Gemeinsam auf den Weg machen (II)

Für mehr Bildungsgerechtigkeit in Schule, Ausbildung und Hochschule

Bildung kann das Chancenthema einer Koalition zwischen CDU, CSU, FDP und Grünen werden. Doch was steht an, um mehr Bildungsgerechtigkeit zu erreichen?

Diese Frage stand im Fokus des Treffens zu „Bildungsgerechtigkeit in Schule, Ausbildung und Hochschule“ im Rahmen der Gesprächsreihe „Gemeinsam auf den Weg machen“. Zuversichtlich stimmt es, dass nicht nur Bündnis90/Die Grünen, sondern auch die FDP im Wahlkampf massiv auf das Thema Bildung gesetzt hat. Dennoch stünden bei Bildung und Bildungsgerechtigkeit scharfe Kontroversen innerhalb der „Cross-Koalition maximaler Gegensätze“ an, dämpfte Kai Gehring, Leiter der Facharbeitsgruppe „Bildung, Forschung, Innovation, Kultur und Medien“ im Rahmen der Sondierungsgespräche, aufkommenden Enthusiasmus.
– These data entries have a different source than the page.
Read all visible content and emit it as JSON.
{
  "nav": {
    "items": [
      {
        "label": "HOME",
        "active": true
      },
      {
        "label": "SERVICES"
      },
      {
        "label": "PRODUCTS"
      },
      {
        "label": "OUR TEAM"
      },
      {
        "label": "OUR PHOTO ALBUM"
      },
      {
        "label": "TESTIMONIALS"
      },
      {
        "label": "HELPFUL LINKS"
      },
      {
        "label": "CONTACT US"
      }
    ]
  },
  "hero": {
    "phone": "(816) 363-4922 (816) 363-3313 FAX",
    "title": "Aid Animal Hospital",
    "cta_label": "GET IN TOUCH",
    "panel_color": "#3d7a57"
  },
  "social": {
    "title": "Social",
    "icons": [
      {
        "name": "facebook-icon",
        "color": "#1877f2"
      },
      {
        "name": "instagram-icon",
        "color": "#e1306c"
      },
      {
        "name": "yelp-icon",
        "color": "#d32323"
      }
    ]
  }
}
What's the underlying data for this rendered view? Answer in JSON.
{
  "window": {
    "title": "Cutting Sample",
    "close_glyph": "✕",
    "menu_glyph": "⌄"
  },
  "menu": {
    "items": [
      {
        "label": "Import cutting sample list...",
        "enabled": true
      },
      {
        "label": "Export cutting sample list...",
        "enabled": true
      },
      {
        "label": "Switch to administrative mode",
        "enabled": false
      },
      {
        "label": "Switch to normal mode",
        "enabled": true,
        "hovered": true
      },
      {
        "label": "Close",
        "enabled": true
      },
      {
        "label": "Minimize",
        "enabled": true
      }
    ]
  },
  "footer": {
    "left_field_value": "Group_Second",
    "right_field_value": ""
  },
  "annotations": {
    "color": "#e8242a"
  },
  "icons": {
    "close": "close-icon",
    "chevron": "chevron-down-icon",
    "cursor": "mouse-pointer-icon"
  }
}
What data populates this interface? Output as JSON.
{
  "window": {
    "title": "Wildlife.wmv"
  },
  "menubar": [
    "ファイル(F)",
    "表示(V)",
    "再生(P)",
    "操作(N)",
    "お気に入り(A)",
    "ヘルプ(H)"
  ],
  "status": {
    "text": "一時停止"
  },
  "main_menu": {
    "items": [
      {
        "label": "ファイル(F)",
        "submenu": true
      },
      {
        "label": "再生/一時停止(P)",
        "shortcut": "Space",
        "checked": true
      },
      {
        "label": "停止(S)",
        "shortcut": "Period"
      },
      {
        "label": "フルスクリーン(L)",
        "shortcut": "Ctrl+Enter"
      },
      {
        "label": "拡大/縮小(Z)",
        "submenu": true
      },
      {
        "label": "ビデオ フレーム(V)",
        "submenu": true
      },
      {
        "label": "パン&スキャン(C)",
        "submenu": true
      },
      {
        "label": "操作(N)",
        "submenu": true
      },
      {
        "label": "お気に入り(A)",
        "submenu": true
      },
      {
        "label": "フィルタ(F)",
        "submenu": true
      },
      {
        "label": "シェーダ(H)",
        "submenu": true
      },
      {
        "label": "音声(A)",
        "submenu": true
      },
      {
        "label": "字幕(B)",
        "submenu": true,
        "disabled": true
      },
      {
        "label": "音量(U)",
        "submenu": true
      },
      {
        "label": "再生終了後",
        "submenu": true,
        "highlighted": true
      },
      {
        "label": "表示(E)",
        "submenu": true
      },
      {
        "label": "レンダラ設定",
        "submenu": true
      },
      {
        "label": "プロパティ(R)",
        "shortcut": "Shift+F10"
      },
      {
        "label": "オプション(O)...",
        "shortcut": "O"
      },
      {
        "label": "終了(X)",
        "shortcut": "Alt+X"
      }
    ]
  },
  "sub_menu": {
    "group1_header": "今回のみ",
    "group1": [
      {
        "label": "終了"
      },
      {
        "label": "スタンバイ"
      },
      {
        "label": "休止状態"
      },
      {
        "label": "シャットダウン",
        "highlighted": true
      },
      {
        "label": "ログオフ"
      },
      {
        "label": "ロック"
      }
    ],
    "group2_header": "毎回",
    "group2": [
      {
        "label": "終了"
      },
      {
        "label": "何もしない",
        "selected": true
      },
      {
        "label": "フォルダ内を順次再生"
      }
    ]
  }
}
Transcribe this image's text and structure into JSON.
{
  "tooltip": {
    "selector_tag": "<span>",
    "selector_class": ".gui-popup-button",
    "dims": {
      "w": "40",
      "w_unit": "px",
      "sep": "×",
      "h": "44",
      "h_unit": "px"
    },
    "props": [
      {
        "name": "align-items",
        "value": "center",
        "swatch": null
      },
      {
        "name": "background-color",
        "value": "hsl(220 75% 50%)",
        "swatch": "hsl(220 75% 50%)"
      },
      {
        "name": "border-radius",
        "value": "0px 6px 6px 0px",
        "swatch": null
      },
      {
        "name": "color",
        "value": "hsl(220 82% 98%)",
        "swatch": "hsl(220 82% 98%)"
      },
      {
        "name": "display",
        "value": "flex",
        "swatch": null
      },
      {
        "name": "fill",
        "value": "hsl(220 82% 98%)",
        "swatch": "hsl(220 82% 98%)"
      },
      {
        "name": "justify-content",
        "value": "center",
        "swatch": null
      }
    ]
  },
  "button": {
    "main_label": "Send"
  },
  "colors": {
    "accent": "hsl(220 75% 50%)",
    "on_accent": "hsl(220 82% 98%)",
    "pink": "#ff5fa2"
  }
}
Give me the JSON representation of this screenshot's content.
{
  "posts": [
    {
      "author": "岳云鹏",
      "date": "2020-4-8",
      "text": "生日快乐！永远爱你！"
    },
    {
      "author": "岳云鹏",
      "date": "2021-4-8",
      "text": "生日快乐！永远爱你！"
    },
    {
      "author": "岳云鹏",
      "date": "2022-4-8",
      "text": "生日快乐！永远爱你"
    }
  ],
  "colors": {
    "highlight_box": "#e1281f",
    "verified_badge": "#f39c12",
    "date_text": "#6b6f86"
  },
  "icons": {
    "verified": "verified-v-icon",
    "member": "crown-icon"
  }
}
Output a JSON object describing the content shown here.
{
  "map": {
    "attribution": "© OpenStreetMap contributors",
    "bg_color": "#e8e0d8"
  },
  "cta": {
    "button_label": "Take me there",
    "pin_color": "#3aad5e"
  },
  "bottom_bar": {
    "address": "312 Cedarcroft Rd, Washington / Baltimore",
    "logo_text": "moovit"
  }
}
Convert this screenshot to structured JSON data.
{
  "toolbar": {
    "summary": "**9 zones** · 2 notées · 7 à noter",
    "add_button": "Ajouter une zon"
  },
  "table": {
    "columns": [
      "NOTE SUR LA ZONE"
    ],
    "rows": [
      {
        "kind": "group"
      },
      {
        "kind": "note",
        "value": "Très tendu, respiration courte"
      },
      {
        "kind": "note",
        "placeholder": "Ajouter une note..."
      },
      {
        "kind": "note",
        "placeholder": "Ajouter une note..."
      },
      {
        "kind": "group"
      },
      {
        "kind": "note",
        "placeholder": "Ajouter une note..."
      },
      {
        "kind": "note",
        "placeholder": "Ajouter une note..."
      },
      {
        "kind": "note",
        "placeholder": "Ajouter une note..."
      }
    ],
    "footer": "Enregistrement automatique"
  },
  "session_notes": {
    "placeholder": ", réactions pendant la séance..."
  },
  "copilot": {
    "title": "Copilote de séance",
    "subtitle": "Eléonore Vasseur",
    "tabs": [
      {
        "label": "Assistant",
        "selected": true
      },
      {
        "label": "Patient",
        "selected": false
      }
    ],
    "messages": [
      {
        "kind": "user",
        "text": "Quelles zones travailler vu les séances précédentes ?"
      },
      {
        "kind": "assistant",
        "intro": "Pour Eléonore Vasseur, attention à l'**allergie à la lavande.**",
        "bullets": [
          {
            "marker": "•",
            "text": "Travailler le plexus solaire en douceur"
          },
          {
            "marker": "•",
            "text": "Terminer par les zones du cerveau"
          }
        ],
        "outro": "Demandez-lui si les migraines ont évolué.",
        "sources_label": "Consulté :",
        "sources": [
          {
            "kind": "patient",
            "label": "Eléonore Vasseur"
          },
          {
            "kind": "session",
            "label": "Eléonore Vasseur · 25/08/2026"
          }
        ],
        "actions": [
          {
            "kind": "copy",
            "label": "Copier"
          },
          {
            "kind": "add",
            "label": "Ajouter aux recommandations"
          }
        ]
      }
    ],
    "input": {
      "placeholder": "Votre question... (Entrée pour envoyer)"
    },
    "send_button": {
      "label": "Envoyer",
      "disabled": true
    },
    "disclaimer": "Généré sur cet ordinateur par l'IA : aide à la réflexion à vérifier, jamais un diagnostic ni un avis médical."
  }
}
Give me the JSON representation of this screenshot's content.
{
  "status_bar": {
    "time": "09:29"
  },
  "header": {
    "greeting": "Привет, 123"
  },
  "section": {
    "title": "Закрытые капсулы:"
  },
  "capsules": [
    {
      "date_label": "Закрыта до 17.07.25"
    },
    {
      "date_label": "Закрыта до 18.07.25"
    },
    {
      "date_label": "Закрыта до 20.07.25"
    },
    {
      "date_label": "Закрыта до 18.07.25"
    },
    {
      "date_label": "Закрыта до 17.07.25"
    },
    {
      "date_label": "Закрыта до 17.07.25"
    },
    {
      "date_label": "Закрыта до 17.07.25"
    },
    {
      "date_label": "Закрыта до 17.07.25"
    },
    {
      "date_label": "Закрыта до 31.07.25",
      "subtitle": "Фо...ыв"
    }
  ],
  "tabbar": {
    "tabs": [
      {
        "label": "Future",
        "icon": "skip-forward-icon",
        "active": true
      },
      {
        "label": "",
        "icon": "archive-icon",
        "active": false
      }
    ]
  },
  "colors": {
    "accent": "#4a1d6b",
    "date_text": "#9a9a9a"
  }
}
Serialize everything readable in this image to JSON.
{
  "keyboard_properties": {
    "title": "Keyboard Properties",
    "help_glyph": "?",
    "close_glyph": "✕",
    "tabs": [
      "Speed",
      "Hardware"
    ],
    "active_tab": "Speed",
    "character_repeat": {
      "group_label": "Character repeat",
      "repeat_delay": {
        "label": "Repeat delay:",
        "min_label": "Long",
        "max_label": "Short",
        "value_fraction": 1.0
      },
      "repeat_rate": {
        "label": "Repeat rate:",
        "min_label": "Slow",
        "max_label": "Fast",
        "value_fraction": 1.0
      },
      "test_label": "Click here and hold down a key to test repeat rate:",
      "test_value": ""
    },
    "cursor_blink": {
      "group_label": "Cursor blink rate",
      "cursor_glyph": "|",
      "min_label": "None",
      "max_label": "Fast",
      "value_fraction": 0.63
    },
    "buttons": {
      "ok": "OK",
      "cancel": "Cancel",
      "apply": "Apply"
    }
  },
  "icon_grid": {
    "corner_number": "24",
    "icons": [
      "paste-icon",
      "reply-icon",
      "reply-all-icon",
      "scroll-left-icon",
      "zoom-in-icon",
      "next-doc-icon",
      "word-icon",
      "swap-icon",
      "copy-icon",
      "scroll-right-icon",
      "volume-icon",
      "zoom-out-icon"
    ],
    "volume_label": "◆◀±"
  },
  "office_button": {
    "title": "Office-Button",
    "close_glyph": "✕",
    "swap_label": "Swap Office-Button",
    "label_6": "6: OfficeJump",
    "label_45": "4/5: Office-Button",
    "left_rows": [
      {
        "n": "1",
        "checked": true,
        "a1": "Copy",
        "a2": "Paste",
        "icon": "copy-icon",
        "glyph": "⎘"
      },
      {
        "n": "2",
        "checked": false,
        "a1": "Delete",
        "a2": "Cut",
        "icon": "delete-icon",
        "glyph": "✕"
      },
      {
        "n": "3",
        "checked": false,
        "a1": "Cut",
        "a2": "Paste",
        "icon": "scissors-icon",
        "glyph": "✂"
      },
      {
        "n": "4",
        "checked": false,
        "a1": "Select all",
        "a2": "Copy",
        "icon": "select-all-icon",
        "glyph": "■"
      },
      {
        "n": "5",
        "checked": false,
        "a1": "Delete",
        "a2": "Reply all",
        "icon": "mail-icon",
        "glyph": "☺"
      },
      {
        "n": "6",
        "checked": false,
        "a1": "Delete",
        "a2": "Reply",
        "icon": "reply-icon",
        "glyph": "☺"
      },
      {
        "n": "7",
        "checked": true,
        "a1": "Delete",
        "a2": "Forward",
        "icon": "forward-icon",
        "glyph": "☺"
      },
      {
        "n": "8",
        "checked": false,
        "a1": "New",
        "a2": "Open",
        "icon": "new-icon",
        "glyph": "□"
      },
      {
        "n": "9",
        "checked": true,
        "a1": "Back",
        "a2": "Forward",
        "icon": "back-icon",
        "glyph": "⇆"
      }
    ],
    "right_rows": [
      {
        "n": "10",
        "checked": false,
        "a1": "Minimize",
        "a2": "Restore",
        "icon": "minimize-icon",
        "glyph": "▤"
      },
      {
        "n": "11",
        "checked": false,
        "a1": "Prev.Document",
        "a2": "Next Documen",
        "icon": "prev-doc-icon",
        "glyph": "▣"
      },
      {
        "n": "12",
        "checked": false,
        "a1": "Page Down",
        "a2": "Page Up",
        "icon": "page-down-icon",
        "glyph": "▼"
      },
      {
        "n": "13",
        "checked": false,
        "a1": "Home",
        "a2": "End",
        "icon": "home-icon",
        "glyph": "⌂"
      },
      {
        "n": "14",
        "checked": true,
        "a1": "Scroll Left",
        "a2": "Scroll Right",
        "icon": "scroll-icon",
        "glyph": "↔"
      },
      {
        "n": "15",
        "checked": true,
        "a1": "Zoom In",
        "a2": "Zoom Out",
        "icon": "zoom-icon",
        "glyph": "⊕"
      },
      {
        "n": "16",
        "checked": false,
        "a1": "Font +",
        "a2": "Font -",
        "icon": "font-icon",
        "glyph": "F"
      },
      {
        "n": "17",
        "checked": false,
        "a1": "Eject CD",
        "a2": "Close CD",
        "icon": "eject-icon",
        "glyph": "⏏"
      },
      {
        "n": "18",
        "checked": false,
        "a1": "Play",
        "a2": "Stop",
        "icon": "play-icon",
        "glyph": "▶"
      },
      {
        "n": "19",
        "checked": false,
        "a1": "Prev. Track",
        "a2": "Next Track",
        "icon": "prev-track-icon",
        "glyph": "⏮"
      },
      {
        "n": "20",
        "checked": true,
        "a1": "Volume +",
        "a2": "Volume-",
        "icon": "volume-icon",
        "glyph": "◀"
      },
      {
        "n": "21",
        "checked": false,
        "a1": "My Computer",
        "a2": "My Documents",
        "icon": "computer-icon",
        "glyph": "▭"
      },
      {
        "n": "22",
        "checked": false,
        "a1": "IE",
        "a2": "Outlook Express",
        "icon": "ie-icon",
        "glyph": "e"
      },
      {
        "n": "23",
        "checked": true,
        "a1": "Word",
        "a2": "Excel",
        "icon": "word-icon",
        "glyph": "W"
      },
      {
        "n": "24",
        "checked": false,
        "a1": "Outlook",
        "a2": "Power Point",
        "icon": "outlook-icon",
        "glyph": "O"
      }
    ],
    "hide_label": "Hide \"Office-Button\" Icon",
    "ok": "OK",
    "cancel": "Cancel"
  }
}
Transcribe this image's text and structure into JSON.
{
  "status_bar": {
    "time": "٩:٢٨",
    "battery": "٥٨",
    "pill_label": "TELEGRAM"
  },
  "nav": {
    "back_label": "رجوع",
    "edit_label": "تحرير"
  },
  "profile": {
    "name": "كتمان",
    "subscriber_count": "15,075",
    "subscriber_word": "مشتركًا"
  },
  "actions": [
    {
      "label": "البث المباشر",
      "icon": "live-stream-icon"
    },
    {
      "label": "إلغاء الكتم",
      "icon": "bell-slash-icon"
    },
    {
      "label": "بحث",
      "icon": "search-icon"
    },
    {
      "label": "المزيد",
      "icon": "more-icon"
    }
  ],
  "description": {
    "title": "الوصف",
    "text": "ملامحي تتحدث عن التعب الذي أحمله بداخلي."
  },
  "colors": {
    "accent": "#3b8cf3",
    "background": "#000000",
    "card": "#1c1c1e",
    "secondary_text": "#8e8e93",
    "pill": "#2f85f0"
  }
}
„Unser Ziel ist, in unserem wohlhabenden Land endlich 7 Prozent des Bruttoinlandsprodukts für Bildung und 3,5 Prozent für Forschung auszugeben“, bekräftigte Gehring. Und die Bildung braucht einen Batzen Geld. Das wurde in der „Blitzlichtrunde“ deutlich, als die Teilnehmerinnen und Teilnehmer die wichtigsten Aufgaben einer neuen Koalition benennen sollten. Viel Einigkeit gab es, die Schulen baulich, technisch und personell insbesondere in schwierigen Lagen auszustatten, das Tempo beim Ganztagsschulausbau anzuziehen und gegen den Mangel an Lehrkräften vor allem an den Grundschulen vorzugehen. Auch das grüne Ansinnen, den Hochschulpakt zu verstetigen und die Fördersätze und Einkommensfreibeträge beim BAföG rasch zu erhöhen, fand allgemeine Zustimmung. Eine größere Strukturreform bei der Studienfinanzierung sei im Laufe der Wahlperiode zu überlegen. Den bürokratischen Aufwand, BAföG zu beantragen, gelte es zu minimieren und Antworten auf die wachsende Angst vor Verschuldung zu finden.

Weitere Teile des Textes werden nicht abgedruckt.